Rebuilding Mosul is likely to cost tens of billions of dollars and no one has a clear answer as to where the money to rebuild it and other major cities will be found.

Because of low oil prices, eco­nomic mismanagement and cor­ruption, the Iraqi government is expected to register a budget defi­cit of at least $20 billion this year. Although pressure will mount on Prime Minister Haider al-Abadi to shift resources to this massive re­construction effort, it will likely be checked by his need to provide for civil service salaries, internal secu­rity and social-welfare services.

The United States has led an ef­fort to solicit funds from the in­ternational community to help Iraq but much of the money is geared towards immediate needs, such as the care of internal refugees. US Secretary of State John Kerry con­vened an international meeting in Washington in July during which a group of countries pledged a total of $2 billion for Iraq, 25% of which would be allocated for humanitar­ian needs and the rest for “demin­ing operations” and “stabilisation” efforts. Tikrit, in northern Iraq, is said to be one of the most mined cities in the world.

Kerry emphasised at the meet­ing that “we are here to deal with” the estimated 3.3 million internally displaced Iraqis, not the broader challenge of reconstruction. There will be more internal refugees be­cause of the fight to retake Mosul. The United Nations estimates it will require $184 million to care for them.

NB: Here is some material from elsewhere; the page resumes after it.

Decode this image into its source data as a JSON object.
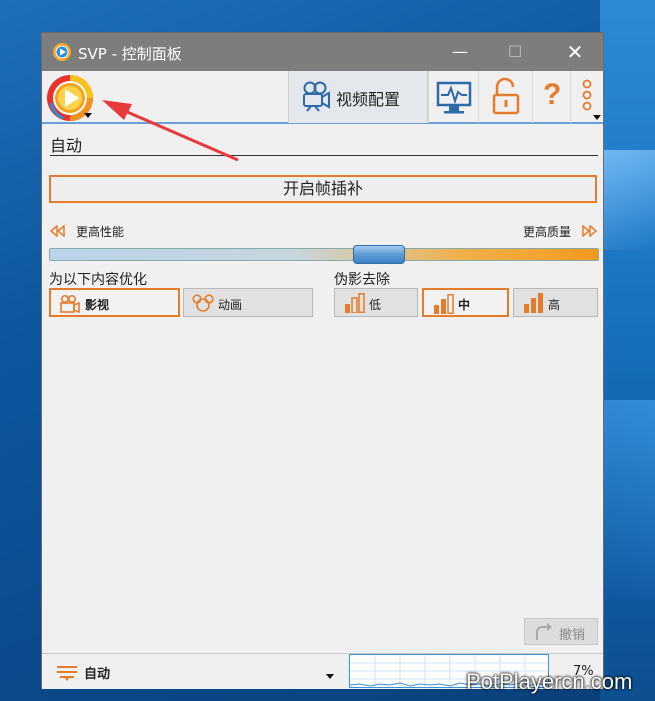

In September, the Iraqi govern­ment took the initiative in having a convention at the Baghdad Inter­national Airport that included rep­resentatives from 50 foreign and Arab governments as well as inter­national construction companies to examine the opportunities to re­build Iraqi cities. The event was co-sponsored by the UN Development Programme (UNDP).

In what can only be described as a gross understatement, the deputy governor of Anbar province said the government had not been able to re­move debris from Ramadi because of the “financial crisis”.

This, of course, begs the ques­tion as to who will fund Iraqi recon­struction. International companies, while seemingly interested in tak­ing part in the effort, will not go forward without being assured of payment.

Given the poor state of Iraqi gov­ernment finances, donations from the international community are the only realistic option at this stage but there is a good deal of do­nor fatigue, especially as European countries are coping with the large influx of Middle Eastern refugees.

Leaving these damaged cities in the Sunni heartland of Iraq in a state of disrepair will feed Sunni resent­ment, which, if not addressed, will make the situation ripe for another group like ISIS to emerge. It behoves the international community, in­cluding Gulf Cooperation Council countries, for both strategic and humanitarian reasons, to develop a reconstruction plan for Iraq and a realistic mechanism to pay for it.


Gregory Aftandilian is a lecturer at the Pardee School of Global Studies at Boston University and is a former U.S. State Department Middle East analyst.